'İyi ki Hozan Zozan olmuşum’
Dosya Haberleri —
- Koma Berxwedan ilan edildikten sonra çalışmalarını hızlandırdıklarını belirten Zozan, o dönemi şöyle anlatıyor: ''Koma Berwedan’ın kuruluşuyla birlikte üretme ve çalışma noktasında müthiş bir güç ortaya çıktı. Bütün çalışmalar kolektif bir şekilde yürütülüyordu. Sıcak bir ortam vardı. Sevgi ve saygı hat safhadaydı. Bütün arkadaşlar çok istekliydi. Her tarafa koşturuyorlardı."
- Zozan’a daha önce birlikte çalışma yürüttükleri Şehid Sefkan, Şehid Mizgîn, Şehid Çiya ve çocukluk arkadaşları Delil ve Mazlum Doğan’ı soruyorum. Sefkan: Çok iyi bir siyasetçi, müzisyen, şair, ressam ve folklorcuydu. Her yönüyle dopdolu bir arkadaştı. Mizgîn: Kürtçeye çok hakimdi. Besteler de yapıyordu. Genelde kendi bestelerini okurdu. Sesi de iyiydi.

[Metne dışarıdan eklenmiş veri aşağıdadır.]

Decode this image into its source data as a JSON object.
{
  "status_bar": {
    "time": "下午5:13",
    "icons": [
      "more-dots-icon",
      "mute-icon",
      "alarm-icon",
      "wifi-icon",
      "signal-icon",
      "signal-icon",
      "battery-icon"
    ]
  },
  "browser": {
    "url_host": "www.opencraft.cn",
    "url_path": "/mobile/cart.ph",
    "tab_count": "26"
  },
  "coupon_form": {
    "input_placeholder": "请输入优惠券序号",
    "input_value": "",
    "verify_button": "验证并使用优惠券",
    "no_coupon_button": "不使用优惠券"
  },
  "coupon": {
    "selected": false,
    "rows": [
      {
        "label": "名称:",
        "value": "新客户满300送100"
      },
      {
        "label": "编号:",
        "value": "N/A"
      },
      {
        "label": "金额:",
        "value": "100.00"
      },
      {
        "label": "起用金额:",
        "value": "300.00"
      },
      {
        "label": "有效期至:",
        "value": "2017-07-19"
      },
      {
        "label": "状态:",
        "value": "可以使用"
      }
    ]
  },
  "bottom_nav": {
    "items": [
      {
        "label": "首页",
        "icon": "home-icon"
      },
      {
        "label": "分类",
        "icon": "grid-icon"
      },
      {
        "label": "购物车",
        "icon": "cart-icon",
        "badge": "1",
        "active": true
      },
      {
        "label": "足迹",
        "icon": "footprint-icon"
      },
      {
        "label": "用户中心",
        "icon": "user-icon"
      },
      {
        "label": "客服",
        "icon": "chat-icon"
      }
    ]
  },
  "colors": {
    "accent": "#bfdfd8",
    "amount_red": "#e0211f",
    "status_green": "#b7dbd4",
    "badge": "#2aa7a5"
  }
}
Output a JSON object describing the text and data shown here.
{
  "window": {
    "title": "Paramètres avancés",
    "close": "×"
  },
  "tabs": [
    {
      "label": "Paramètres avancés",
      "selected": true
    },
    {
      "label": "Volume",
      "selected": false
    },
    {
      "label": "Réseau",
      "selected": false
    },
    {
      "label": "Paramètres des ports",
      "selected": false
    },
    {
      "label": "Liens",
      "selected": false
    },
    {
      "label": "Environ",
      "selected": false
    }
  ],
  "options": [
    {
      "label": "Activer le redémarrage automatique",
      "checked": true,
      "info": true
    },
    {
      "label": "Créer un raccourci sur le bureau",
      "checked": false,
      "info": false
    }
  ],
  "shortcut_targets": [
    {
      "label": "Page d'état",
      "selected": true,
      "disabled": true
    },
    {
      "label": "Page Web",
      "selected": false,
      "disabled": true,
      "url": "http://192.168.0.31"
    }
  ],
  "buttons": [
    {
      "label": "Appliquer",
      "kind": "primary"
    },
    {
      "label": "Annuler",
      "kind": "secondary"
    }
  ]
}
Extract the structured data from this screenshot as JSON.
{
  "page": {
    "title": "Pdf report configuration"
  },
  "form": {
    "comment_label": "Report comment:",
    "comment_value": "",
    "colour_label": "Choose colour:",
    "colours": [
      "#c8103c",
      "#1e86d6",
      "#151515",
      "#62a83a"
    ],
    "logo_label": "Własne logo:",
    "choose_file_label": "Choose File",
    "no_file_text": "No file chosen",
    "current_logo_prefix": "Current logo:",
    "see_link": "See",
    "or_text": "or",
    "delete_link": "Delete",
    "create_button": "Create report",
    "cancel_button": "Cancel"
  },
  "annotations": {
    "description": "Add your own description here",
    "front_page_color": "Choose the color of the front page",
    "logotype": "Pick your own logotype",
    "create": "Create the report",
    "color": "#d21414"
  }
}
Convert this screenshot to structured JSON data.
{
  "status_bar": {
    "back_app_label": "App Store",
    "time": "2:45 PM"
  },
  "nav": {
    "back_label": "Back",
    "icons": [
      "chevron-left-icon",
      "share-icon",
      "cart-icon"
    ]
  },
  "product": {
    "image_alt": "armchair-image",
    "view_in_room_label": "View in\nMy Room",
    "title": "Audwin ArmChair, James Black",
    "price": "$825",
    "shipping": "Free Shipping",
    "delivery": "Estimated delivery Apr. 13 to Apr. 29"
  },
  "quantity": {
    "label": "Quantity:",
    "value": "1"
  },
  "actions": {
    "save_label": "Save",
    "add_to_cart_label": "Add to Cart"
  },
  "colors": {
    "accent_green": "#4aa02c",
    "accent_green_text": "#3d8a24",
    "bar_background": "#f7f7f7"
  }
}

Müzikal anlamda kendi kendini eğitmişti.
- Çiya ile programlara birlikte hazırlanıyor, sahneye birlikte çıkıyorduk. 14-15 yaşında sahnelere çıktı. Müzikal anlamda yetenekli bir gençti. Siyasal anlamda da çok gelişen bir insandı. Mazlum ve Delil Doğan'ın evleri bizim evin karşısındaydı. Mazlum ismi gibi Mazlum bir insandı ama Delil, deyim yerindeyse asi bir asker gibiydi. Hiçbir zaman haksızlığı kabul etmezdi.
ERKAN GÜLBAHÇE
Kürt Özgürlük Mücadelesi 1980 darbesinden sonra cezaevi direnişiyle zulüm çarkını Kürtler arasında taban bulur. Kürtlerin sanatsal çalışmalarının örgütlendirilerek bir çatı altında toplanması için çalışma başlatılır. Kurdistan’ın yanı sıra Avrupa’da halk arasında kitle ve kültür çalışmaları yürütülmesi için gruplar görevlendirilir. Avrupa’daki kültür çalışmaları için Şehit Sefkan ve Şehit Mizgîn Lübnan’dan Avrupa’ya gönderilir. Sefkan ve Mizgîn, Avrupa’ya geldikten sonra Avrupa’daki yurtsever Kürt sanatçılarını bir araya getirerek 1983 Haziran’ında birçok dalda çalışma yürüten HUNERKOM’un kuruluşunu ilan eder. Müzikal anlamda çalışma yürütülmesi için aynı yıl Şehîd Sefkan, Şehîd Mizgîn, Şehîd Çiya, Seyitxan, Zozan, Serdar, Xemgîn Bîrhat, Muharem Aral, Güler, Amele ve Xalit’in katılımıyla Koma Berxwedan kurulur. Şefkan’ın isim önerisi Koma Berxwedan oybirliğiyle kabul edilir. Zozan’ın deyimi ile o dönem Avrupa’daki sanat çalışmalarının ve Koma Berxedan’ın öncüsü ve lideri Şehid Sefkan’dır.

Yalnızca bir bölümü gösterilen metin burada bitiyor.